For those who can read music and play an instrument, here's one more way to dig the artistry of Jay Thomas. I can hear bits of Woody Shaw in measures 14-15 and 29-32, Art Farmer in measures 20-24, and a whole lot of original Jay Thomas through-out the solo. Notice how smoothly Jay moves from one chord to the next, plays such beautiful rising and falling phrases, and varies the rhythmic content to keep things interesting.
The practice of transcribing is not new and not everyone agrees that it is the best way to learn the jazz vocabulary, so I've included some interesting excerpts from other improvisers on the subject.
Jerry Coker in Improvising Jazz (Prentice-Hall, 1964)
[Transcribing] will benefit you in two important areas: (1) it will develop your ear and pitch memory to the extent that you will eventually be able to transcribe your own ideas while you are improvising; and (2) by studying the solos and styles of already proficient improvisers, you will gain a deeper understanding of the improvised solo and will discover various methods and ideas for the handling of improvised material.
Miles Davis in The Autobiography (with Quincy Troupe, Simon and Schuster, 1989)
I couldn't believe that all them guys like Bird, Prez, Bean, all them cats wouldn't go to museums or libraries and borrow those musical scores so they could check out what was happening. I would go to the library and borrow scores by all those great composers, like Stravinsky, Alban Berg, Prokofiev. I wanted to see what was going on in all of music. Knowledge is freedom and ignorance is slavery, and I just couldn't believe someone could be that close to freedom and not take advantage of it.
Bird would play the melody he wanted. The other musicians had to remember what he had played. He was real spontaneous, went on his instinct. He didn't conform to Western ways of musical group interplay by organizing everything. Bird was a great improviser and that's where he thought great music came from and what great musicians were about.
Freddie Hubbard in Notes and Tones (interviewed by Art Taylor, Perigee Books, 1977)
What did you do to develop yourself as a trumpeter? Listened to other musicians. By hearing what they play, I can judge what I would like to play or not to play. It's kind of weird. Like when I listen to Clifford Brown, I say wow, he does some beautiful things, and I get so many ideas which I can take and formulate into my own. I listen to all kinds of cats, like Eddie Gales, Don Cherry, Miles, Dizzy, Kenny Dorham, Bill Hardman. My whole thing is listening to music. I don't practice as much as I listen. I found out that practicing is not what jazz is all about.
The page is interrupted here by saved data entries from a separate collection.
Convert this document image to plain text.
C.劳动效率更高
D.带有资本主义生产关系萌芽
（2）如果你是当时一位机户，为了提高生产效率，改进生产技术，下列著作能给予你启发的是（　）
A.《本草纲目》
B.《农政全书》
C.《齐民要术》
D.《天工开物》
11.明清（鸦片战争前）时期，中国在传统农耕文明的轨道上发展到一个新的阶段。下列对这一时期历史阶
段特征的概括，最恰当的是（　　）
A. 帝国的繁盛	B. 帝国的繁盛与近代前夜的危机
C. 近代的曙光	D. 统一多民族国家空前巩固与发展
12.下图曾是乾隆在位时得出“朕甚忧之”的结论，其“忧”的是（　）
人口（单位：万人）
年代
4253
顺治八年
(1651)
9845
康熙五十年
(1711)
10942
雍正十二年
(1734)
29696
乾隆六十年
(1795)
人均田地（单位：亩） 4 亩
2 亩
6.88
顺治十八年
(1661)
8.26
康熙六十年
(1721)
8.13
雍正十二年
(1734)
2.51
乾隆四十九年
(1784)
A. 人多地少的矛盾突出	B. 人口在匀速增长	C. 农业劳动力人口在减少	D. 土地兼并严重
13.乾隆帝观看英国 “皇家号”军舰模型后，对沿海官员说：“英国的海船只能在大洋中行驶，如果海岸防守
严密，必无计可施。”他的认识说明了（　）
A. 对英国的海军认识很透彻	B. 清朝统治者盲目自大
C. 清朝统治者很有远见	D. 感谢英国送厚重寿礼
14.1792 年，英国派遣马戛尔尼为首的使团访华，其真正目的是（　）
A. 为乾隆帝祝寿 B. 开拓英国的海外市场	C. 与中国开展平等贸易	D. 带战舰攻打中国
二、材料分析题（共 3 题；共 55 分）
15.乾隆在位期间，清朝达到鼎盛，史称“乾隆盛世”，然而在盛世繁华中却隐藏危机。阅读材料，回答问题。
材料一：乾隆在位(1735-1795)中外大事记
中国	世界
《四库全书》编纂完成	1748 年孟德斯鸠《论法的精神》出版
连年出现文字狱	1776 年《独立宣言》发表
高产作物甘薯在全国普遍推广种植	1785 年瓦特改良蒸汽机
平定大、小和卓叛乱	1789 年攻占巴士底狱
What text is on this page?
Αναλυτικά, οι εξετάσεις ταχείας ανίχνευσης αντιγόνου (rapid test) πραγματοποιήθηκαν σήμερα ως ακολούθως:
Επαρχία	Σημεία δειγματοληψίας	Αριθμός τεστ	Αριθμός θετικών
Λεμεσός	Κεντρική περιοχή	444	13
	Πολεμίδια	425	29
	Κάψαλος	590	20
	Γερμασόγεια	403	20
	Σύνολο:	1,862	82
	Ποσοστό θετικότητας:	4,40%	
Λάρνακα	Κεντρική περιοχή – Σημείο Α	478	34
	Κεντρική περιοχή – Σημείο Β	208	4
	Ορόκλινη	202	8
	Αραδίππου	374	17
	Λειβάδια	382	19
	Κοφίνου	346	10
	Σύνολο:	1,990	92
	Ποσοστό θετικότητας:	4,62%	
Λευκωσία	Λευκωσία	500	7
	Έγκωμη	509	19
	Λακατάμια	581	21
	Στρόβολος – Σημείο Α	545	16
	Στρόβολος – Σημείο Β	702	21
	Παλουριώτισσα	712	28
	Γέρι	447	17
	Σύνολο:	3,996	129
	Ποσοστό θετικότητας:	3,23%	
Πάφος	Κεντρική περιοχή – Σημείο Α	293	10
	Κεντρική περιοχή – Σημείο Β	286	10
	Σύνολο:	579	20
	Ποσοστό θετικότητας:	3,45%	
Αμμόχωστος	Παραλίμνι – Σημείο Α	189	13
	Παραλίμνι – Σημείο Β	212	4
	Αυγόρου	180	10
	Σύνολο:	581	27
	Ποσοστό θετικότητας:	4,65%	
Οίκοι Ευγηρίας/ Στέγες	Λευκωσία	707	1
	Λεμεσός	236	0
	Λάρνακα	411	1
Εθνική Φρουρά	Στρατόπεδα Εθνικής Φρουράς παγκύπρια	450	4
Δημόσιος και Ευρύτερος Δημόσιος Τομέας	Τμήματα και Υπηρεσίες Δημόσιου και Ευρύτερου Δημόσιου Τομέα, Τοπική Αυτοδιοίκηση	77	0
Eddie Harris in Jazz Cliche Capers (Wardo Enterprises, Inc. 1973)
After about twelve years of copying the top twenty guys on your particular instrument, you should be able to construct your own ideas of a constructive solo. A musician who solos who has not copied from recordings of other artists may find himself soloing just like a certain recording artist without knowing it. The funny thing about it is the copier thinks he's the original player of this style. I think you should copy the solos from each record - note for note; by this I mean the "so-called mistakes" also. The "so-called mistakes" the artist made on the record are things I think you should do also - reason being that many times a soloist meant to do something that you thought might have been a mistake.